Time to Crack the Shift Cipher
If we encrypt a large enough chunk of english text with the Shift Cipher, the frequencies of each letter will in the ciphertext will be shifted from the plaintext. This is useful because all we have to do is determine what the most common letter is in our ciphertext. One we know that, we can assume the encryption process mapped ‘e’ to that most common letter, and can compute the key from that difference.
First, find the frequency of ciphertext characters
--file : CryptoTools.hs
letterFreq :: String -> [Double]
letterFreq s = [ normalize . countC c $ (map toUpper s) | c <- ['A'..'Z']]
where countC c = length . filter (== c)
normalize = (/ fromIntegral (length s)) . fromIntegral
For each letter of the alphabet $ c $, we are filtering out everthing not equal to $ c $ in the input text, and counting the length of the remaining list. Then we normalize by dividing by the total length.

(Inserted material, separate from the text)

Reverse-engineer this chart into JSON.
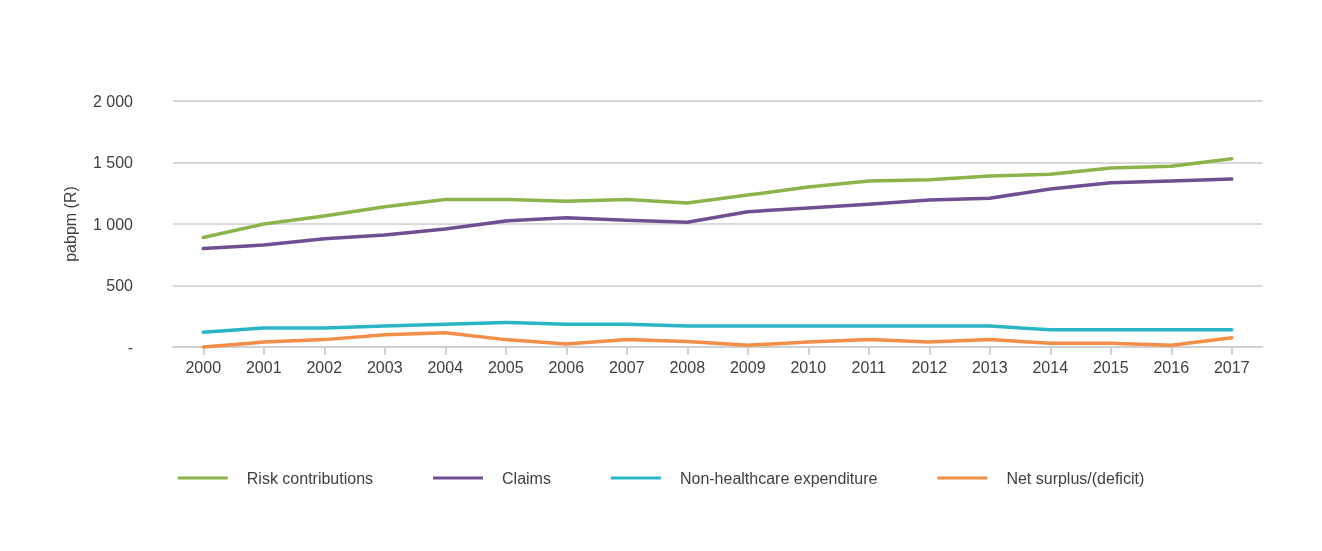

Second, find the index (character) which contains the maximum frequency in our frequency list.
-- interim code, to be combined later
maxIndex xs = snd . maximum $ zip xs [0 .. ]
First we make a list of tuples, (frequency, index)
. maximum
then takes the max of the list, which compares based on frequecy
first, then based on index
. snd
then gives us the index
contained within the tuple, and we are done!
Third, Determine the difference in the index of the most common ciphertext character with that of ‘e’, yeilding the key
-- interim code, to be combined later
key = maxIndex (letterFreq cs) - (charToIdx 'e')
The Cracking Function
Now we simply need to combine the results of 1. - 3. to get our final function:
-- file : ShiftCrack.hs
import CryptoTools
import Shift
shift_crack :: String -> String
shift_crack cs = shift_decrypt key cs
where key = maxIndex (letterFreq cs) - (charToIdx 'e')
maxIndex xs = snd . maximum $ zip xs [0 .. ]
Requirements for success
So this is a pretty neat way to crack the Shift Cipher, but be careful. It will only work when you have text that has ‘e’ as the most common letter. Often this is the case, but with short text, or intentionally deceitful text you are out of luck.
If you are only intercepting short messages, believed to be encrypted with the same key, you could combine messages to get a reasonable sample size. However it is possible that each message is encrypted with a different key.
Finally, this encryption method can easily be brute forced. There are exactly 25 unique keys, that actually encrypt the message (0 doesn’t do anything); though it would require more sophisticated language processing in order to programmatically determine if you have successfully cracked the message.